Commodities1 - market; inflation Flashcards
Capacity is
the limit on the quantity of capital that can be deployed without substantially
diminished performance.
Inflation
is the decline in the value of money relative to the value of a general bundle of goods and services, such as oil.
Cash market
is any market in which transactions involve immediate payment and delivery: The Buyer immediately pays the price, and the seller immediately delivers the product.
Indirect commodity investments
are the most common method of obtaining commodity exposure involving equity, fixed income, and derivative instruments.
Counterparty risk
is the uncertainty associated with the economic outcomes of one party to a contract due to potential failure of the other side of the contract to fulfill its obligations, presumably due to insolvency or illiquidity.
Storage costs of physical commodities
involve such expenditures as warehouse fees, insurance, transportation, and spoilage.
Inflation risk
is the dispersion in economic outcomes caused by uncertainty regarding the value of a currency.
Inflation beta
is analogous to a market beta except that an index of price changes is used in place of the market index, creating a measure of the sensitivity of an asset’s returns to changes in inflation.
Expansion stage,
also called the development capital stage, is the stage of a company, when the firm may or may not have reached profitability, but has already established the technology and market for its new product.
Selective hedging
is the attempt to add value by market-timing the degree to which risk is hedged.
Commodity index swap
is an exchange of cash flows in which one of the cash flows is based on the price of a specific commodity or commodity index, whereas the other cash flow is fixed.
Duration
is a measure of the sensitivity of a fixed-income security to a change in the general level of interest rates.
Portable alpha
is the ability of a particular investment product or strategy to be used in the separation of alpha and beta.

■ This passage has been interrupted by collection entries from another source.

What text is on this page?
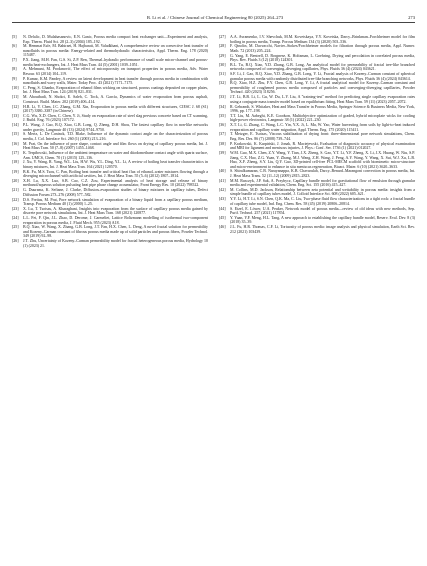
B. Li et al. / Chinese Journal of Chemical Engineering 80 (2025) 264–273	273
[5]	N. Delalic, D. Mulahasanovic, E.N. Ganic, Porous media compact heat exchanger unit—Experiment and analysis, Exp. Therm. Fluid Sci. 28 (2–3) (2004) 185–192.
[6]	M. Hemmat Esfe, M. Bahiraei, H. Hajbarati, M. Valadkhani, A comprehensive review on convective heat transfer of nanofluids in porous media: Energy-related and thermohydraulic characteristics, Appl. Therm. Eng. 178 (2020) 115487.
[7]	P.X. Jiang, M.H. Fan, G.S. Si, Z.P. Ren, Thermal–hydraulic performance of small scale micro-channel and porous-media heat-exchangers, Int. J. Heat Mass Tran. 44 (5) (2001) 1039–1051.
[8]	A. Mehmani, M. Prodanović, The effect of microporosity on transport properties in porous media, Adv. Water Resour. 63 (2014) 104–119.
[9]	P. Kumar, K.M. Pandey, A review on latent development in heat transfer through porous media in combination with nanofluids and wavy walls, Mater. Today Proc. 43 (2021) 7171–7175.
[10]	C. Peng, S. Ghanbo, Evaporation of ethanol films wicking on structured, porous coatings deposited on copper plates, Int. J. Heat Mass Tran. 124 (2019) 821–831.
[11]	M. Aboutbadi, N. Shokri, E. Saleh, C. Tock, A. García, Dynamics of water evaporation from porous asphalt, Construct. Build. Mater. 202 (2019) 406–414.
[12]	H.R. Li, Y. Chen, J.C. Zhang, G.M. Xin, Evaporation in porous media with different structures, CIESC J. 68 (S1) (2017) 3380–3387 (in Chinese).
[13]	C.G. Wu, X.D. Chen, C. Chen, Y. Ji, Study on evaporation rate of steel slag pervious concrete based on CT scanning, J. Build. Eng. 76 (2023) 107172.
[14]	P.L. Wang, J. Gao, B.Q. Xiao, G.B. Long, Q. Zheng, D.H. Shou, The fastest capillary flow in non-like networks under gravity, Langmuir 40 (13) (2024) 9744–9750.
[15]	S. Mertz, L. De Coninck, T.D. Blake, Influence of the dynamic contact angle on the characterization of porous media, J. Col. Interface Sci. 260 (1) (2003) 213–216.
[16]	M. Prat, On the influence of pore shape, contact angle and film flows on drying of capillary porous media, Int. J. Heat Mass Tran. 50 (7–8) (2007) 1455–1468.
[17]	K. Terpiłowski, Influence of the ambient temperature on water and diiodomethane contact angle with quartz surface, Ann. UMCS, Chem. 70 (1) (2015) 125–136.
[18]	J. Xu, Y. Wang, R. Yang, W.L. Liu, H.W. Wu, Y.L. Ding, Y.L. Li, A review of boiling heat transfer characteristics in binary mixtures, Int. J. Heat Mass Tran. 164 (2021) 120570.
[19]	B.K. Fu, M.S. Tsou, C. Pan, Boiling heat transfer and critical heat flux of ethanol–water mixtures flowing through a diverging microchannel with artificial cavities, Int. J. Heat Mass Tran. 55 (5–6) (2012) 1807–1814.
[20]	X.H. Lu, X.X. Luo, S.B. Cao, C.Z. Zou, Experimental analysis of heat storage and release of binary methanol/aqueous solution pulsating heat pipe phase change accumulator, Front Energy Res. 10 (2022) 798522.
[21]	G. Duursma, K. Sefiane, J. Clarke, Diffusion–evaporation studies of binary mixtures in capillary tubes, Defect Diffusion Forum 273–276 (2008) 577–582.
[22]	D.S. Freitas, M. Prat, Pore network simulation of evaporation of a binary liquid from a capillary porous medium, Transp. Porous Medium 40 (1) (2000) 1–25.
[23]	X. Lu, T. Tsotsas, A. Kharaghani, Insights into evaporation from the surface of capillary porous media gained by discrete pore network simulations, Int. J. Heat Mass Tran. 168 (2021) 120877.
[24]	L.L. Fei, F. Qin, J.L. Zhao, D. Derome, J. Carmeliet, Lattice Boltzmann modelling of isothermal two-component evaporation in porous media, J. Fluid Mech. 955 (2023) A18.
[25]	B.Q. Xiao, W. Wang, X. Zhang, G.B. Long, J.T. Fan, H.X. Chen, L. Deng, A novel fractal solution for permeability and Kozeny–Carman constant of fibrous porous media made up of solid particles and porous fibers, Powder Technol. 349 (2019) 92–98.
[26]	J.T. Zhu, Uncertainty of Kozeny–Carman permeability model for fractal heterogeneous porous media, Hydrology 10 (1) (2023) 21.
[27]	A.A. Avramenko, I.V. Shevchuk, M.M. Kovetskaya, Y.Y. Kovetska, Darcy–Brinkman–Forchheimer model for film boiling in porous media, Transp. Porous Medium 134 (3) (2020) 503–536.
[28]	F. Qinolin, M. Dacvacchi, Navier–Stokes/Forchheimer models for filtration through porous media, Appl. Numer. Math. 72 (2013) 205–224.
[29]	G. Yang, E. Bentrell, D. Borgnese, K. Holtzman, L. Goehring, Drying and percolation in correlated porous media, Phys. Rev. Fluids 3 (12) (2018) 124301.
[30]	B.L. Tu, B.Q. Xiao, Y.D. Zhang, G.B. Long, An analytical model for permeability of fractal tree-like branched networks composed of converging–diverging capillaries, Phys. Fluids 36 (4) (2024) 043621.
[31]	S.F. Li, J. Gao, B.Q. Xiao, Y.D. Zhang, G.B. Long, Y. Li, Fractal analysis of Kozeny–Carman constant of spherical granular porous media with randomly distributed tree-like branching networks, Phys. Fluids 36 (4) (2024) 043614.
[32]	B.Q. Xiao, H.Z. Zhu, F.Y. Chen, G.B. Long, Y. Li, A fractal analytical model for Kozeny–Carman constant and permeability of roughened porous media composed of particles and converging-diverging capillaries, Powder Technol. 420 (2023) 118256.
[33]	J.T. Li, B.B. Li, L. Gu, W. Du, L.Y. Liu, A "training-test" method for predicting single capillary evaporation rates using a conjugate mass transfer model based on equilibrium fitting, Heat Mass Tran. 59 (11) (2023) 2057–2072.
[34]	R. Gebrandt, S. Whitaker, Heat and Mass Transfer in Porous Media, Springer Science & Business Media, New York, 1996, pp. 177–198.
[35]	T.T. Liu, M. Aabeghi, K.E. Goodson, Multiobjective optimization of graded, hybrid microplate wicks for cooling high-power electronics, Langmuir 38 (1) (2022) 221–230.
[36]	X.T. Li, G. Zhang, C. Wang, L.C. Yin, Y.X. Ji, L. Ma, W. Yao, Water harvesting from soils by light-to-heat induced evaporation and capillary water migration, Appl. Therm. Eng. 175 (2020) 115411.
[37]	T. Metzger, E. Tsotsas, Viscous stabilization of drying front: three-dimensional pore network simulations, Chem. Eng. Res. Des. 86 (7) (2008) 739–744.
[38]	P. Krakowski, K. Karpiński, J. Jonak, R. Maciejewski, Evaluation of diagnostic accuracy of physical examination and MRI for ligament and meniscus injuries, J. Phys.: Conf. Ser. 1736 (1) (2021) 012027.
[39]	W.M. Guo, M.X. Chen, Z.Y. Wang, Y. Tian, J.X. Zheng, S. Gao, Y.T. Li, Y.F. Zheng, X. Li, J.X. Huang, W. Niu, S.P. Jiang, C.X. Hao, Z.G. Yuan, Y. Zhang, M.J. Wang, Z.H. Wang, J. Peng, A.Y. Wang, Y. Wang, X. Sui, W.J. Xu, L.B. Hao, X.F. Zheng, S.Y. Liu, Q.Y. Guo, 3D-printed cell-free PCL-MECM scaffold with biomimetic micro-structure and micro-environment to enhance in situ meniscus regeneration, Bioact. Mater. 6 (10) (2021) 3620–3633.
[40]	S. Shiralkumaran, C.B. Narayanappa, K.B. Chavarulah, Darcy–Benard–Marangoni convection in porous media, Int. J. Heat Mass Trans. 52 (11–12) (2009) 2815–2823.
[41]	M.M. Rusczyk, J.P. Sak, A. Przybycz, Capillary bundle model for gravitational flow of emulsion through granular media and experimental validation, Chem. Eng. Sci. 155 (2016) 415–427.
[42]	M. Collins, M.D. Jackson, Relationship between zeta potential and wettability in porous media: insights from a simple bundle of capillary tubes model, J. Colloid Interface Sci. 608 (2022) 605–621.
[43]	Y.Y. Li, H.T. Li, S.N. Chen, Q.K. Ma, C. Liu, Two-phase fluid flow characterizations in a tight rock: a fractal bundle of capillary tube model, Ind. Eng. Chem. Res. 58 (45) (2019) 20806–20814.
[44]	S. Etzel, E. Löwer, U.A. Peuker, Network model of porous media—review of old ideas with new methods, Sep. Purif. Technol. 257 (2021) 117854.
[45]	Y. Yuan, Y.F. Meng, H.L. Tang, A new approach to establishing the capillary bundle model, Reserv. Eval. Dev. 8 (3) (2018) 35–39.
[46]	J.L. Fu, H.R. Thomas, C.F. Li, Tortuosity of porous media: image analysis and physical simulation, Earth Sci. Rev. 212 (2021) 103439.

Master limited partnerships, or MLPs,
are publicly traded investment pools that are structured as limited partnerships and that offer their owners pro rata claims. MLPs are frequently used to hold infrastructure assets, especially for energy distribution.
Prepaid forward contracts
are fully collateralized forward contracts for delivery.
Principal-guaranteed notes
are structured products that offer investors the upside opportunity to profit if commodity prices rise, combined with a downside guarantee that some, or potentially all (depending on the note’s terms), of the principal amount will be returned at the maturity of the structure.
Backwardation When the slope of the term structure of forward prices
is negative, the market is in backwardation, or is backwardated.
Contango
When the term structure of forward prices is upward sloping (i.e., when more distant forward contracts have higher prices than contracts that are nearby), the market is said to be in contango.
Normal backwardation
is when the forward price is believed to be below the expected spot price.
Normal contango
is when the forward price is believed to be above the expected spot price.
Roll yield or roll return
is the portion of the return of a futures position that results from the change in the contract’s basis through time.
Spot return
is the return on the underlying asset in the spot market.
Basis in a forward contract
is the difference between the spot (or cash) price of the referenced asset, S, and the price (F) of a forward contract with delivery T.
Market impact
is the degree of the short-term effect of trades on the sizes and levels of bid prices and offer prices.
Index products
take little or no active risk, extract no added value, and are not expected to generate active return.
The main benefits of commodities as an asset class
1) equity-like returns with comparable risk,
2) inflation protection
3) low correlation to traditional investments.
assets that show a positive correlation to inflation / have a positive inflation risk exposure
real assets and commodity futures including
timberland, farmland, real estate, inflation bonds, and commodity futures.
reason commodities serve as a good inflation hedging tool
commodities comprise a significant portion of the goods and services that are factored into the calculation of inflation indices. As can be seen in the composition of the U.S. Consumer Price Index, commodities directly contribute 22% to the index value, while other goods and services contribute 33%, housing: 33%, and medical and education: 10%. It is important to keep in mind that commodities that serve as production inputs also indirectly factor into the value of the other three categories of goods and services comprising the U.S. Consumer Price Index.